Com ela, um analista de sistemas especialista em crime cibernético nunca poderá comandar investigação desses fatos; um contador nunca poderá comandar investigação de desvio de recursos públicos; um engenheiro ambiental não poderá liderar investigação de crimes ambientais. Profissionais especializados nos fatos sob investigação precisarão receber intermediação de delegados formados em Direito.
A própria concentração da investigação criminal nas polícias atuais é profundo equívoco, além de hipócrita.
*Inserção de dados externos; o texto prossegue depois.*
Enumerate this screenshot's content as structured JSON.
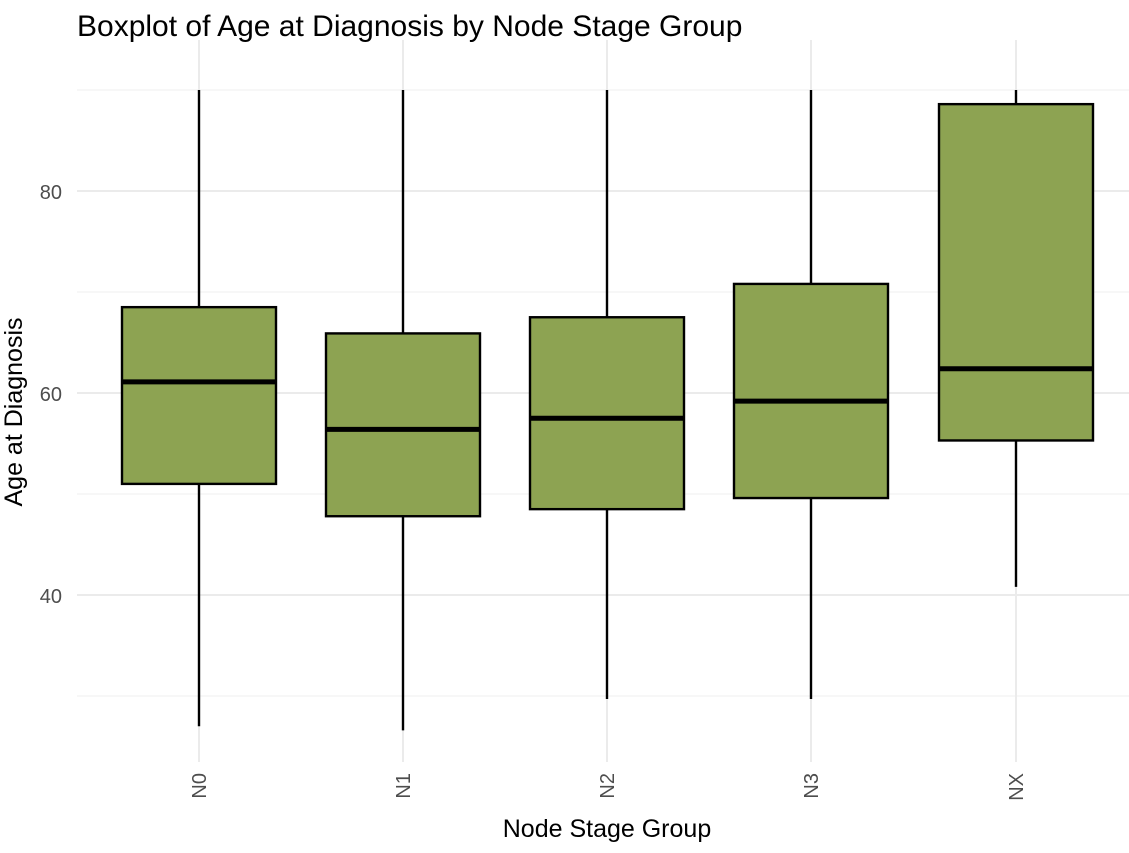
{
  "chart_data": {
    "type": "boxplot",
    "title": "Boxplot of Age at Diagnosis by Node Stage Group",
    "xlabel": "Node Stage Group",
    "ylabel": "Age at Diagnosis",
    "categories": [
      "N0",
      "N1",
      "N2",
      "N3",
      "NX"
    ],
    "boxes": [
      {
        "category": "N0",
        "whisker_low": 27,
        "q1": 51,
        "median": 61.1,
        "q3": 68.5,
        "whisker_high": 90
      },
      {
        "category": "N1",
        "whisker_low": 26.6,
        "q1": 47.8,
        "median": 56.4,
        "q3": 65.9,
        "whisker_high": 90
      },
      {
        "category": "N2",
        "whisker_low": 29.7,
        "q1": 48.5,
        "median": 57.5,
        "q3": 67.5,
        "whisker_high": 90
      },
      {
        "category": "N3",
        "whisker_low": 29.7,
        "q1": 49.6,
        "median": 59.2,
        "q3": 70.8,
        "whisker_high": 90
      },
      {
        "category": "NX",
        "whisker_low": 40.8,
        "q1": 55.3,
        "median": 62.4,
        "q3": 88.6,
        "whisker_high": 90
      }
    ],
    "ylim": [
      23.4,
      90
    ],
    "y_ticks": [
      40,
      60,
      80
    ],
    "y_minor_gridlines": [
      30,
      50,
      70,
      90
    ],
    "grid": true,
    "legend": "none",
    "colors": {
      "box_fill": "#8da352",
      "box_stroke": "#000000",
      "grid_major": "#ebebeb",
      "grid_minor": "#f2f2f2",
      "tick_label": "#4d4d4d",
      "text": "#000000"
    }
  }
}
O Código de Processo Penal, desde 1941, dispensa a existência de inquérito policial, se o Ministério Público receber elementos suficientes para promover ação penal sem ele (artigo 39, § 5.º). [Obs.: O símbolo “§” lê-se como “parágrafo”.] Nas investigações dos órgãos citados (Receita, INSS, Banco Central etc.), diariamente são produzidos elementos que o Ministério Público aproveita para ajuizar ações penais consistentes, sem necessidade de “juristas” à frente dessa coleta de provas.
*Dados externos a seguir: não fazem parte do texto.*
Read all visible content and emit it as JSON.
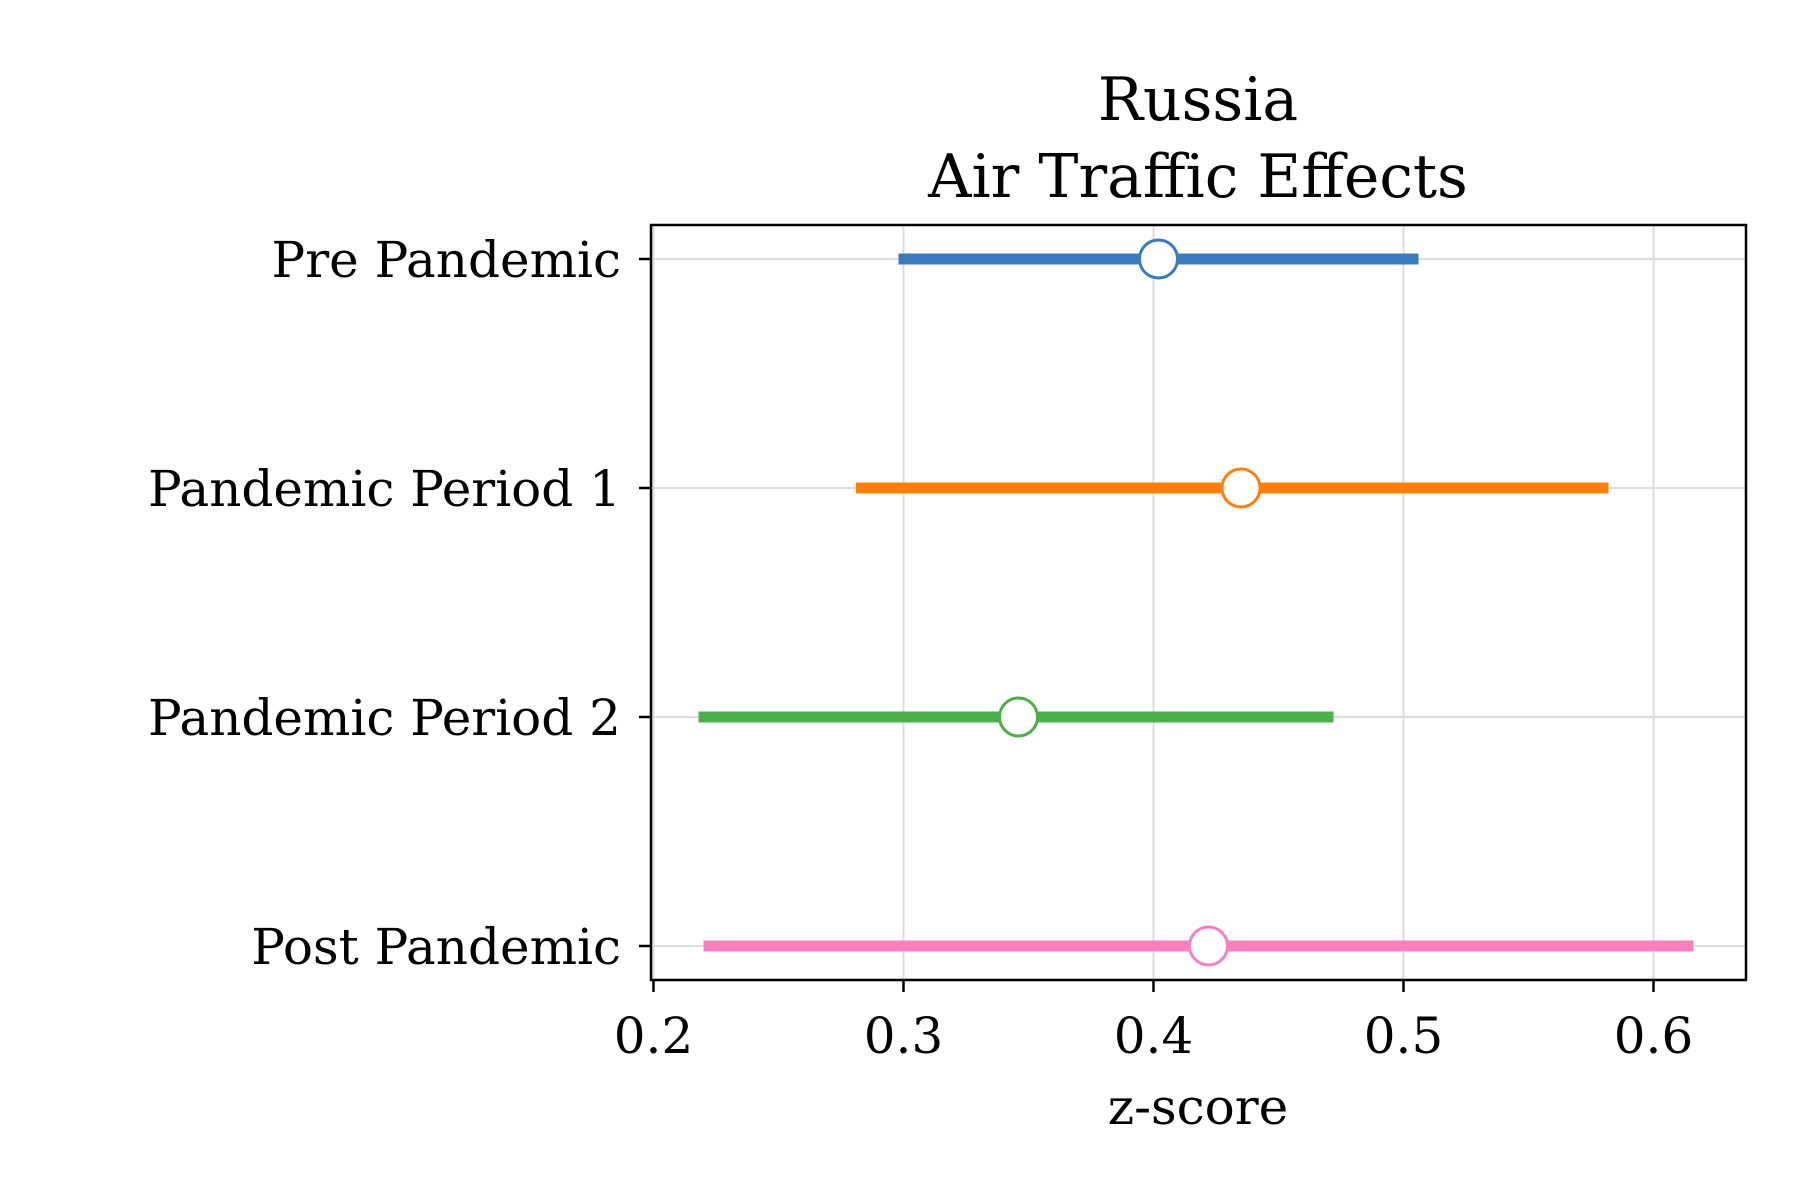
{
  "chart_data": {
    "type": "errorbar",
    "title": [
      "Russia",
      "Air Traffic Effects"
    ],
    "xlabel": "z-score",
    "ylabel": "",
    "xlim": [
      0.199,
      0.637
    ],
    "xticks": [
      0.2,
      0.3,
      0.4,
      0.5,
      0.6
    ],
    "xtick_labels": [
      "0.2",
      "0.3",
      "0.4",
      "0.5",
      "0.6"
    ],
    "grid": true,
    "categories": [
      "Pre Pandemic",
      "Pandemic Period 1",
      "Pandemic Period 2",
      "Post Pandemic"
    ],
    "series": [
      {
        "category": "Pre Pandemic",
        "estimate": 0.402,
        "lower": 0.298,
        "upper": 0.506,
        "color": "#3a7bbf"
      },
      {
        "category": "Pandemic Period 1",
        "estimate": 0.435,
        "lower": 0.281,
        "upper": 0.582,
        "color": "#ff7f0e"
      },
      {
        "category": "Pandemic Period 2",
        "estimate": 0.346,
        "lower": 0.218,
        "upper": 0.472,
        "color": "#4daf4a"
      },
      {
        "category": "Post Pandemic",
        "estimate": 0.422,
        "lower": 0.22,
        "upper": 0.616,
        "color": "#f781bf"
      }
    ]
  }
}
Seria preferível para o país que houvesse mais órgãos e mais profissionais investigando atos ilícitos, inclusive os de caráter criminal, sem necessidade de criar reserva de mercado para delegados bacharéis.
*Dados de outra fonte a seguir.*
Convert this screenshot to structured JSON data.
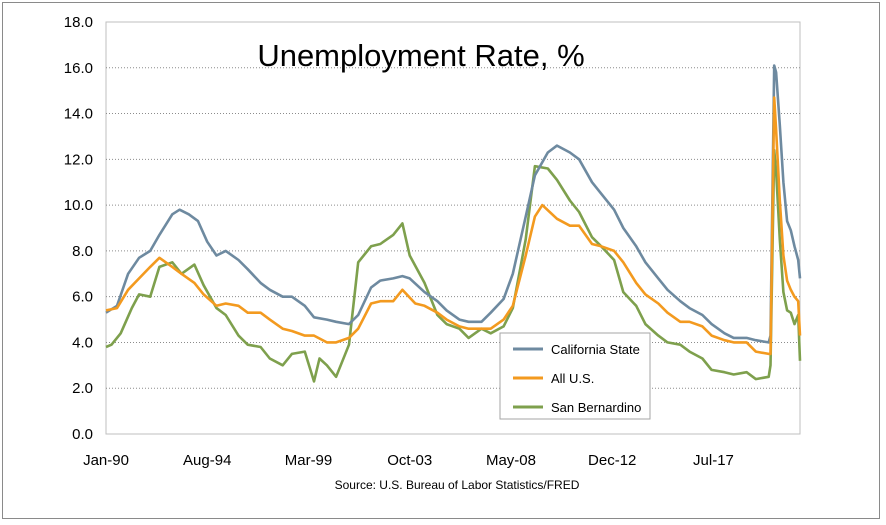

Nada do que se disse aqui pretende significar que a polícia e os delegados sejam desimportantes. Sua função é muito relevante e deve ser prestigiada da forma correta. É bom para qualquer democracia que sua polícia seja valorizada e respeitada. Isso se obtém, contudo, por meio de adequada administração dos recursos humanos, com capacitação técnica e vantagens remuneratórias justas para esses servidores e, por outro lado, pela produção de investigações sólidas e pelo respeito aos direitos dos cidadãos por parte deles. Uma polícia eficiente, respeitada e que observe os direitos dos cidadãos não precisa ser liderada por bacharéis em Direito. Basta dessa mentira.
Alguns delegados de polícia parecem nutrir competição com o Ministério Público e desejar reproduzir a função de juízes, em lugar de se dedicar a ser investigadores eficientes, que é a essência de sua nobre e importante função. Delegados de polícia não são Ministério Público nem juízes. As funções e o regime jurídico destas carreiras não são nem devem ser aplicáveis à função policial, pois são intrinsecamente distintas. Seria provavelmente mais frutífero para os próprios delegados repudiar o atual modelo de investigação burocrático, arcaico e ineficiente e lutar pela reforma desse sistema. Com mais resultados, seriam mais respeitados e certamente se sentiriam mais úteis para a sociedade.